In a move that’s sure to annoy consumers, TripAdvisor said Wednesday that its popular travel app will come preloaded on millions of Windows 10 desktop and mobile devices later this year. It’s a sign of Microsoft’s desperate attempts at app relevance that that actually sounds like a good idea.
TripAdvisor said that its app for Android and iOS has already been downloaded 215 million times to date, serving up a mix of user reviews and photos, plus a mobile feature that points users to nearby points of interest.
On devices supplied by Microsoft, only one third-party app tends to be preloaded: Candy Crush Soda Saga, precisely because consumers despise bloatware. Third-party vendors feel differently, however. The fact is, preloaded apps can slow down a machine and eat up precious space on a hard drive or SSD, which is why in 2015 PCWorld listed the PC vendors to avoid if you hate preloaded applications.
Smartphones also typically limit their bloatware to apps created by the carrier or device maker. In general, Apple and Google focus on supplying their own apps first and foremost, leaving it to the user to pick her own third-party apps.
So why would Microsoft’s partners choose to preinstall TripAdvisor, as well as other Windows 10 apps in the future? Because it’s a good idea.
No one trusts Microsoft’s app store
If you know nothing else but the name of a specific app, you can be almost certain to find it in Apple’s app store, and odds are there’s a version for Android, to boot. Apps that aren’t intrinsically mobile, such as Slack, generally have a version that the developers have authored for Windows PCs, or else there’s a generic Web service.
With Windows 10 Mobile, however, it’s a far different story. Android apps total almost 2 million; the number of apps written for iOS is about the same. Microsoft has stopped breaking out the number of mobile apps written for Windows 10 and Windows Phone 8.1, but now claims, “there are 669,000 apps written for phones, desktops, and tablets in the Windows Store.” Let’s face it: We all assume that apps written for Android and iOS simply aren’t on the Windows mobile app store, and we’re surprised when they are.

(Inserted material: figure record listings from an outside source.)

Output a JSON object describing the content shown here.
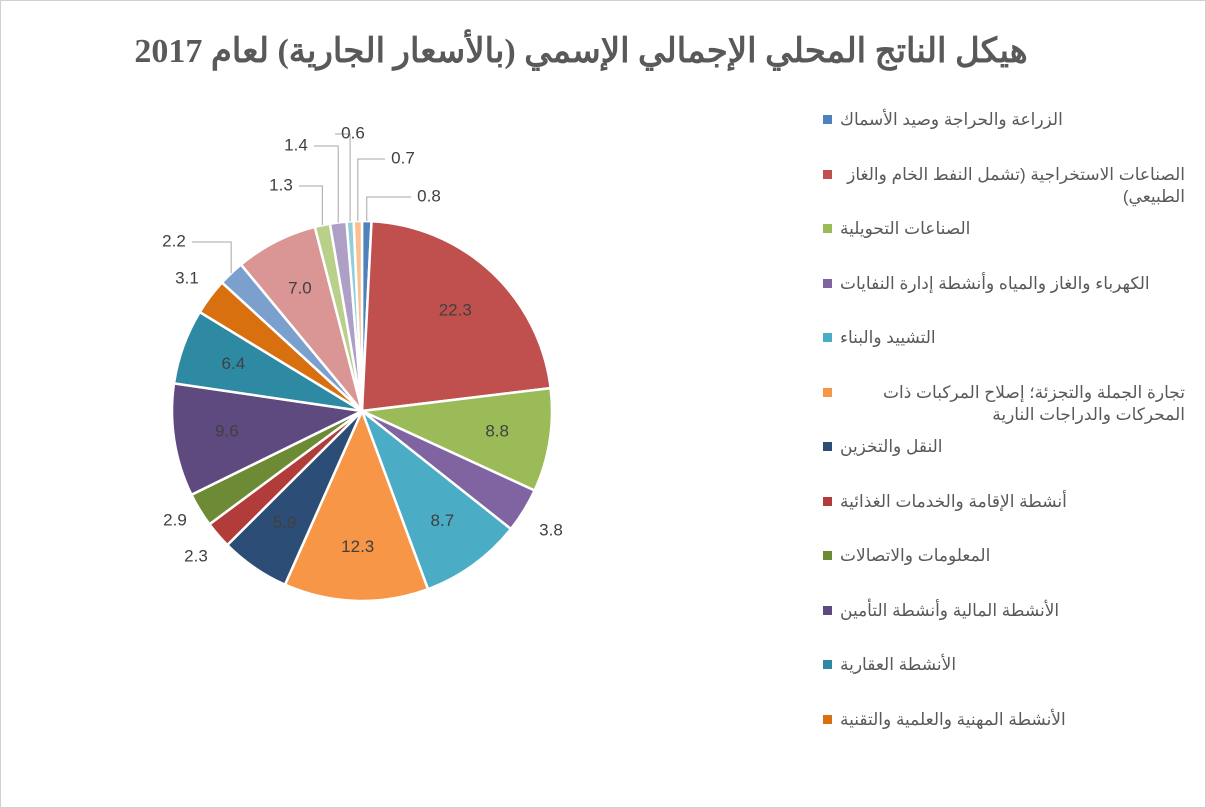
{
  "chart_data": {
    "type": "pie",
    "title": "هيكل الناتج المحلي الإجمالي الإسمي (بالأسعار الجارية) لعام 2017",
    "categories": [
      "الزراعة والحراجة وصيد الأسماك",
      "الصناعات الاستخراجية (تشمل  النفط الخام والغاز الطبيعي)",
      "الصناعات التحويلية",
      "الكهرباء والغاز والمياه وأنشطة إدارة النفايات",
      "التشييد والبناء",
      "تجارة الجملة والتجزئة؛ إصلاح المركبات ذات المحركات والدراجات النارية",
      "النقل والتخزين",
      "أنشطة الإقامة والخدمات الغذائية",
      "المعلومات والاتصالات",
      "الأنشطة المالية وأنشطة التأمين",
      "الأنشطة العقارية",
      "الأنشطة المهنية والعلمية والتقنية",
      null,
      null,
      null,
      null,
      null,
      null
    ],
    "values": [
      0.8,
      22.3,
      8.8,
      3.8,
      8.7,
      12.3,
      5.9,
      2.3,
      2.9,
      9.6,
      6.4,
      3.1,
      2.2,
      7.0,
      1.3,
      1.4,
      0.6,
      0.7
    ],
    "value_labels": [
      "0.8",
      "22.3",
      "8.8",
      "3.8",
      "8.7",
      "12.3",
      "5.9",
      "2.3",
      "2.9",
      "9.6",
      "6.4",
      "3.1",
      "2.2",
      "7.0",
      "1.3",
      "1.4",
      "0.6",
      "0.7"
    ],
    "colors": [
      "#4f81bd",
      "#c0504d",
      "#9bbb59",
      "#8064a2",
      "#4bacc6",
      "#f79646",
      "#2c4d75",
      "#b13c39",
      "#6d8a35",
      "#5f4a80",
      "#2e8aa3",
      "#d9700f",
      "#7ba0cd",
      "#d99694",
      "#b9d08a",
      "#ae9fc6",
      "#92cddc",
      "#fac08f"
    ]
  }
}
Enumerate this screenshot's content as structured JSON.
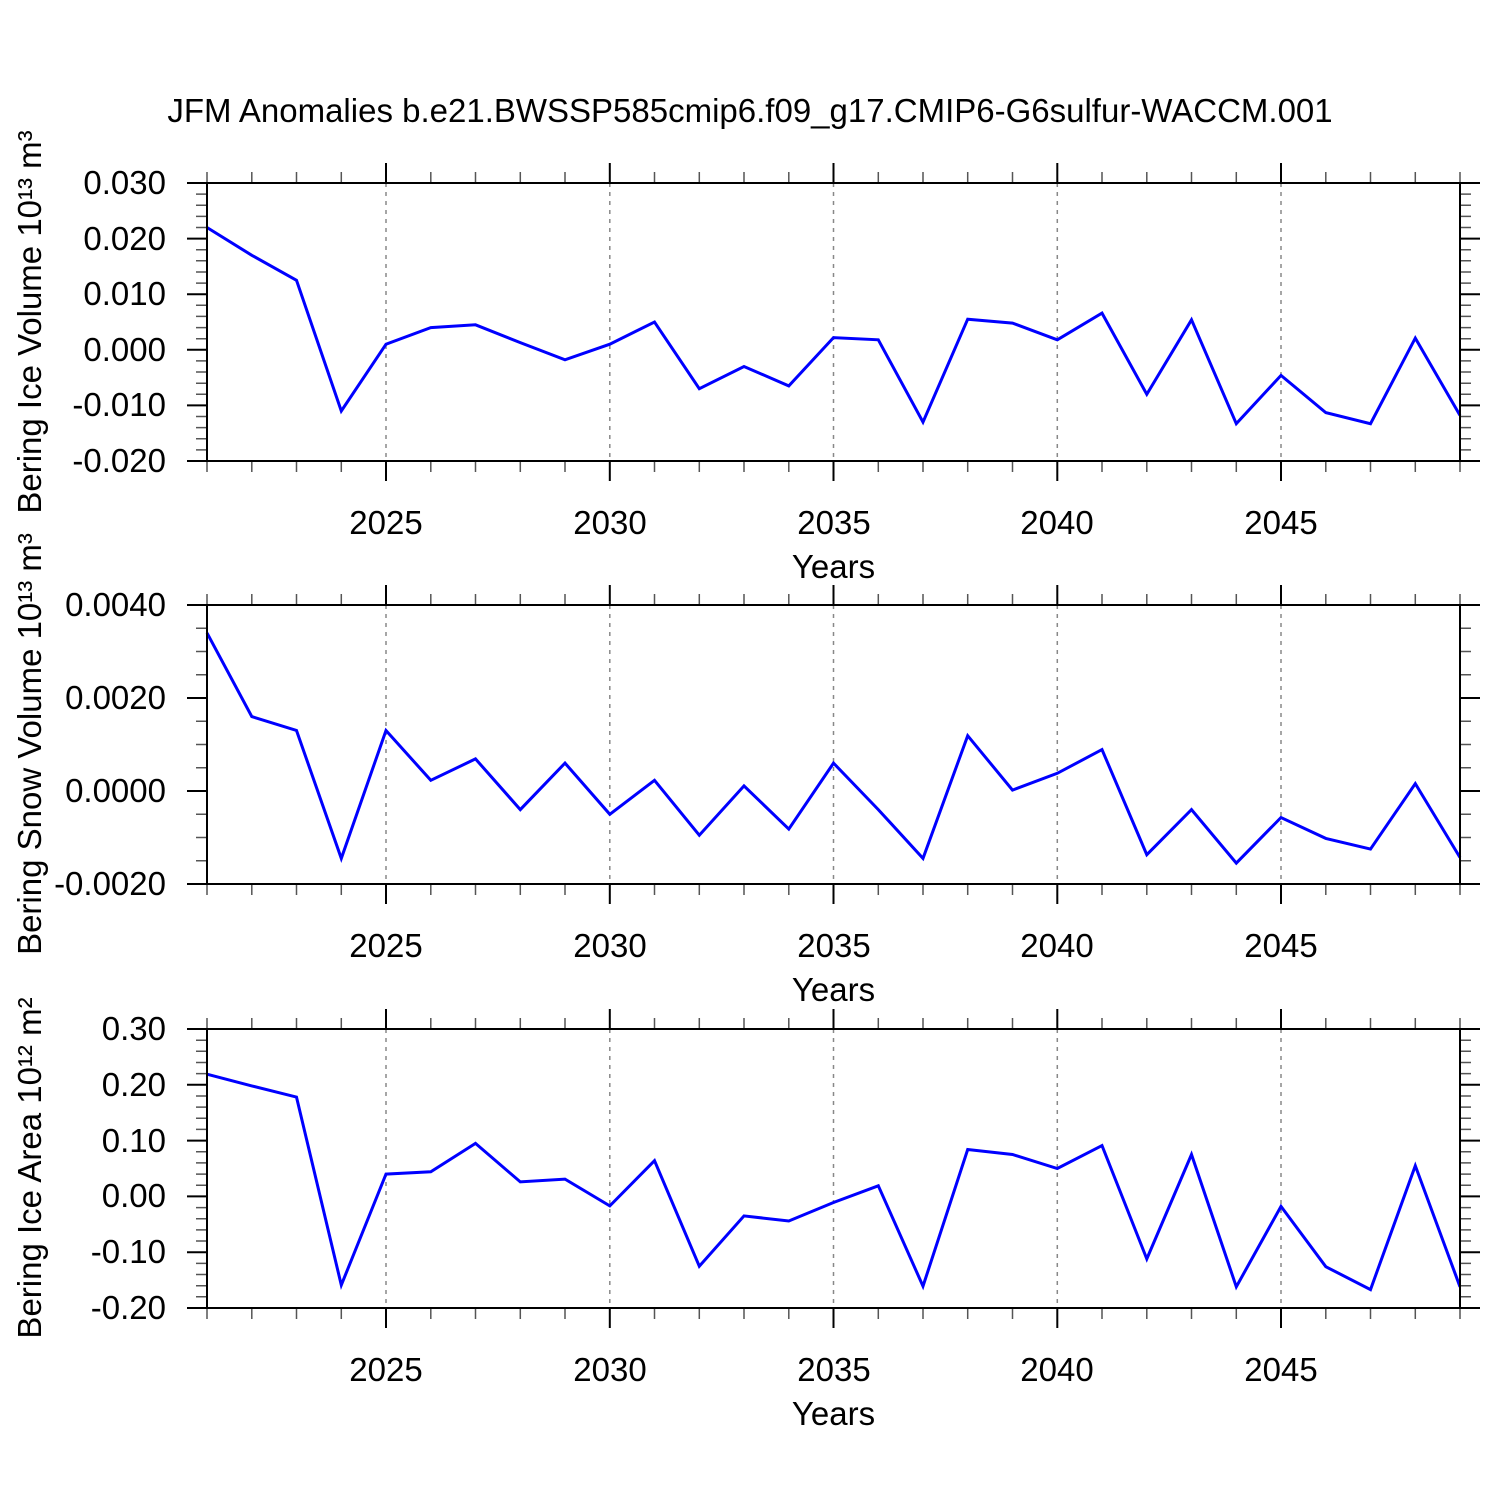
{
  "title": "JFM Anomalies b.e21.BWSSP585cmip6.f09_g17.CMIP6-G6sulfur-WACCM.001",
  "colors": {
    "line": "#0000ff",
    "axis": "#000000",
    "minor_tick": "#555555",
    "gridline": "#888888",
    "background": "#ffffff",
    "text": "#000000"
  },
  "x_axis": {
    "label": "Years",
    "range": [
      2021,
      2049
    ],
    "minor_step": 1,
    "major_ticks": [
      2025,
      2030,
      2035,
      2040,
      2045
    ],
    "major_tick_labels": [
      "2025",
      "2030",
      "2035",
      "2040",
      "2045"
    ],
    "gridlines": "vertical-dashed-at-major-ticks"
  },
  "chart_data": [
    {
      "type": "line",
      "ylabel": "Bering Ice Volume 10¹³ m³",
      "xlabel": "Years",
      "ylim": [
        -0.02,
        0.03
      ],
      "y_minor_step": 0.002,
      "y_ticks": {
        "values": [
          0.03,
          0.02,
          0.01,
          0.0,
          -0.01,
          -0.02
        ],
        "labels": [
          "0.030",
          "0.020",
          "0.010",
          "0.000",
          "-0.010",
          "-0.020"
        ]
      },
      "x": [
        2021,
        2022,
        2023,
        2024,
        2025,
        2026,
        2027,
        2028,
        2029,
        2030,
        2031,
        2032,
        2033,
        2034,
        2035,
        2036,
        2037,
        2038,
        2039,
        2040,
        2041,
        2042,
        2043,
        2044,
        2045,
        2046,
        2047,
        2048,
        2049
      ],
      "values": [
        0.022,
        0.017,
        0.0125,
        -0.011,
        0.001,
        0.004,
        0.0045,
        0.0013,
        -0.0018,
        0.001,
        0.005,
        -0.007,
        -0.003,
        -0.0065,
        0.0022,
        0.0018,
        -0.013,
        0.0055,
        0.0048,
        0.0018,
        0.0066,
        -0.008,
        0.0054,
        -0.0133,
        -0.0046,
        -0.0113,
        -0.0133,
        0.0021,
        -0.0118
      ]
    },
    {
      "type": "line",
      "ylabel": "Bering Snow Volume 10¹³ m³",
      "xlabel": "Years",
      "ylim": [
        -0.002,
        0.004
      ],
      "y_minor_step": 0.0005,
      "y_ticks": {
        "values": [
          0.004,
          0.002,
          0.0,
          -0.002
        ],
        "labels": [
          "0.0040",
          "0.0020",
          "0.0000",
          "-0.0020"
        ]
      },
      "x": [
        2021,
        2022,
        2023,
        2024,
        2025,
        2026,
        2027,
        2028,
        2029,
        2030,
        2031,
        2032,
        2033,
        2034,
        2035,
        2036,
        2037,
        2038,
        2039,
        2040,
        2041,
        2042,
        2043,
        2044,
        2045,
        2046,
        2047,
        2048,
        2049
      ],
      "values": [
        0.0034,
        0.0016,
        0.0013,
        -0.00145,
        0.0013,
        0.00023,
        0.00069,
        -0.0004,
        0.0006,
        -0.0005,
        0.00023,
        -0.00095,
        0.00011,
        -0.00082,
        0.0006,
        -0.0004,
        -0.00145,
        0.00119,
        2e-05,
        0.00038,
        0.00089,
        -0.00137,
        -0.0004,
        -0.00155,
        -0.00057,
        -0.00102,
        -0.00125,
        0.00016,
        -0.00143
      ]
    },
    {
      "type": "line",
      "ylabel": "Bering Ice Area 10¹² m²",
      "xlabel": "Years",
      "ylim": [
        -0.2,
        0.3
      ],
      "y_minor_step": 0.02,
      "y_ticks": {
        "values": [
          0.3,
          0.2,
          0.1,
          0.0,
          -0.1,
          -0.2
        ],
        "labels": [
          "0.30",
          "0.20",
          "0.10",
          "0.00",
          "-0.10",
          "-0.20"
        ]
      },
      "x": [
        2021,
        2022,
        2023,
        2024,
        2025,
        2026,
        2027,
        2028,
        2029,
        2030,
        2031,
        2032,
        2033,
        2034,
        2035,
        2036,
        2037,
        2038,
        2039,
        2040,
        2041,
        2042,
        2043,
        2044,
        2045,
        2046,
        2047,
        2048,
        2049
      ],
      "values": [
        0.219,
        0.198,
        0.178,
        -0.159,
        0.04,
        0.044,
        0.095,
        0.026,
        0.031,
        -0.017,
        0.064,
        -0.125,
        -0.035,
        -0.044,
        -0.011,
        0.019,
        -0.161,
        0.084,
        0.075,
        0.05,
        0.091,
        -0.112,
        0.075,
        -0.162,
        -0.018,
        -0.126,
        -0.167,
        0.055,
        -0.162
      ]
    }
  ]
}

So if a user is buying a new Windows phone, it stands to reason that Microsoft wants to reinforce the notion that Windows phones are a rich platform, and that top apps are indeed written for it. Preloading popular apps like TripAdvisor or Yelp helps Windows’ image. (It’d be nice, obviously, if a few more major developers followed suit.) And as long as those preloaded apps can be easily uninstalled, I think users will be okay with it.
With just 2.8 percent of the U.S. smartphone market, Microsoft is staring into the abyss. Windows Phone 8.1 struggled, and recent reports suggest that it will be February or early March before older Windows 8.1 phones begin upgrading to Windows 10 Mobile. Rival Blackberry has basically given up and embraced Android. Yes, preloading apps smacks of desperation. But that’s where we’re at.